- Pela Redação
- 29/05/2023
Semanas antes de estrangular seus três filhos em janeiro de 2023, a americana Lindsay Clancy realizou diversas pesquisas na internet sobre alucinações, psicose e os efeitos colaterais de medicamentos que estava tomando. A informação surgiu durante análise de seu celular, apresentada em audiência recente no julgamento por assassinato da ex-enfermeira obstétrica.
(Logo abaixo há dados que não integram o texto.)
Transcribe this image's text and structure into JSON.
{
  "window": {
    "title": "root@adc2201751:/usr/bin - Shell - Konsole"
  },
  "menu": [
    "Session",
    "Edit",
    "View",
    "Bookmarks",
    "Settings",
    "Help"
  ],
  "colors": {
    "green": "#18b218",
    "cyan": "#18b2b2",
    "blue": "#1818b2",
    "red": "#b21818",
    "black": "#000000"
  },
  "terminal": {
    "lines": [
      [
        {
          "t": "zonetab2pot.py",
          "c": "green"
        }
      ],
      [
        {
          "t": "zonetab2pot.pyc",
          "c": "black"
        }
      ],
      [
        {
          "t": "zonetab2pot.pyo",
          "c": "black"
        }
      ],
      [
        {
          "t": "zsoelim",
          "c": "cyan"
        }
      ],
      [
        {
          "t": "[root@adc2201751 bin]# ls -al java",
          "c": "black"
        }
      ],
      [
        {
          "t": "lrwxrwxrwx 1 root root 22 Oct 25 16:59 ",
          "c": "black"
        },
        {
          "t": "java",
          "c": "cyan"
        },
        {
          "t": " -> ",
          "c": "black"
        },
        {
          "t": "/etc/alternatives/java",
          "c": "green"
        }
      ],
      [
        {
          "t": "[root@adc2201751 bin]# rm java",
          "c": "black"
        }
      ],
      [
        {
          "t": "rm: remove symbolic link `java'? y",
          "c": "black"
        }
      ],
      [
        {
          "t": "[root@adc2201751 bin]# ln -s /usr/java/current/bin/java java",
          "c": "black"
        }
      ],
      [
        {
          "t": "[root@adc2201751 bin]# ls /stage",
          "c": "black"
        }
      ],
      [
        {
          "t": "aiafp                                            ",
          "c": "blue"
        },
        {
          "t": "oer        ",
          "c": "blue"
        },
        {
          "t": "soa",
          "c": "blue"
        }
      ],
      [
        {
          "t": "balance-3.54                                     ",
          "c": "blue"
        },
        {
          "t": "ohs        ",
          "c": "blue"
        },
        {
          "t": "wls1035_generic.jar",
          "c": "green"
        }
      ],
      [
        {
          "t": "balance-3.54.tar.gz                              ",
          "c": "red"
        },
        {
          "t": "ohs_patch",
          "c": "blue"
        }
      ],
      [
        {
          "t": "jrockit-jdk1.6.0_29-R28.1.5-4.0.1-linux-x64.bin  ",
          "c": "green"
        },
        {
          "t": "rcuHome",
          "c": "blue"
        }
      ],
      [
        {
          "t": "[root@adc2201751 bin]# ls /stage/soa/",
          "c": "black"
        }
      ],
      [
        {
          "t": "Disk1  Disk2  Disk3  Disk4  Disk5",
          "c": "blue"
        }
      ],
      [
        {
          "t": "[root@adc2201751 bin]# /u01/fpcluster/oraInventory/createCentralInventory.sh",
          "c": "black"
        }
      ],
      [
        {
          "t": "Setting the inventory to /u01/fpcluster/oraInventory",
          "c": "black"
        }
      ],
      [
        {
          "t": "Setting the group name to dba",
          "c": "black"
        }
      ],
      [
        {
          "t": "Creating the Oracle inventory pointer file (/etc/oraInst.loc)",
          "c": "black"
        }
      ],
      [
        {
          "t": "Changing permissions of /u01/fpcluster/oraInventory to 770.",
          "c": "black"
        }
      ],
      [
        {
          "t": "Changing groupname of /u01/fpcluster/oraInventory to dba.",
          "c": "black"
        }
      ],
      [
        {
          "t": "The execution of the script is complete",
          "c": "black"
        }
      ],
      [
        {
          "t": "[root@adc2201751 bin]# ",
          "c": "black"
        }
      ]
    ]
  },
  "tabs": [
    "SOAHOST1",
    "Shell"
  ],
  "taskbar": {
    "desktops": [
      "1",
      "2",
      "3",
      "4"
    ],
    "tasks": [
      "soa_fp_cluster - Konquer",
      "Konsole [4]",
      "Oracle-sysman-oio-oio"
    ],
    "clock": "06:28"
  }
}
Registros digitais mostram que no final de dezembro de 2022, Clancy buscou informações sobre métodos de suicídio, transtorno bipolar e insônia. Durante janeiro, passou a pesquisar sobre depressão pós-parto. Em outubro anterior, ela havia redigido uma nota detalhada expressando incertezas sobre sua capacidade materna, questionando sua decisão de cessar a amamentação do filho mais novo, que tinha 8 meses na época, e repensando planos do casal quanto a futuras gestações.
A defesa da acusada argumenta que a profissional de saúde de 36 anos agia sob influência de transtorno bipolar e psicose pós-parto — uma condição incomum capaz de distorcer a percepção da realidade em mulheres no período pós-natal. Um especialista em psiquiatria forense diagnosticou Clancy com essas duas condições subsequentemente aos crimes.
Na correspondência encontrada, ela demonstrava especialmente preocupação em fornecer ao filho mais jovem a mesma dedicação dispensada aos dois mais velhos, de 3 e 5 anos, e relata sentir-se exaurida pela sobrecarga de informações sobre maternidade a que tinha acesso continuamente.
Clancy nega responsabilidade pelas mortes das crianças Callan, Dawson e Cora. O genitor encontrou os menores no porão da residência familiar localizada em Duxbury, próximo a Boston. A genitora foi descoberta no quintal após lançar-se pela janela do segundo pavimento, resultando em paraplegia em decorrência do impacto.
Comunicações trocadas entre Lindsay e seu marido na ocasião, Patrick Clancy, revelam o casal enfrentando desafios cotidianos da paternidade no momento do incidente, incluindo instância onde ele manifestou admiração por suas capacidades maternas e ela respondeu com símbolos emotivos. O especialista da Polícia Estadual de Massachusetts, Tim Chiappini, apresentou essas correspondências durante as audiências, que têm sido transmitidas publicamente e conquistado considerável interesse popular, com profissionais de mídia e observadores preenchendo o recinto judicial.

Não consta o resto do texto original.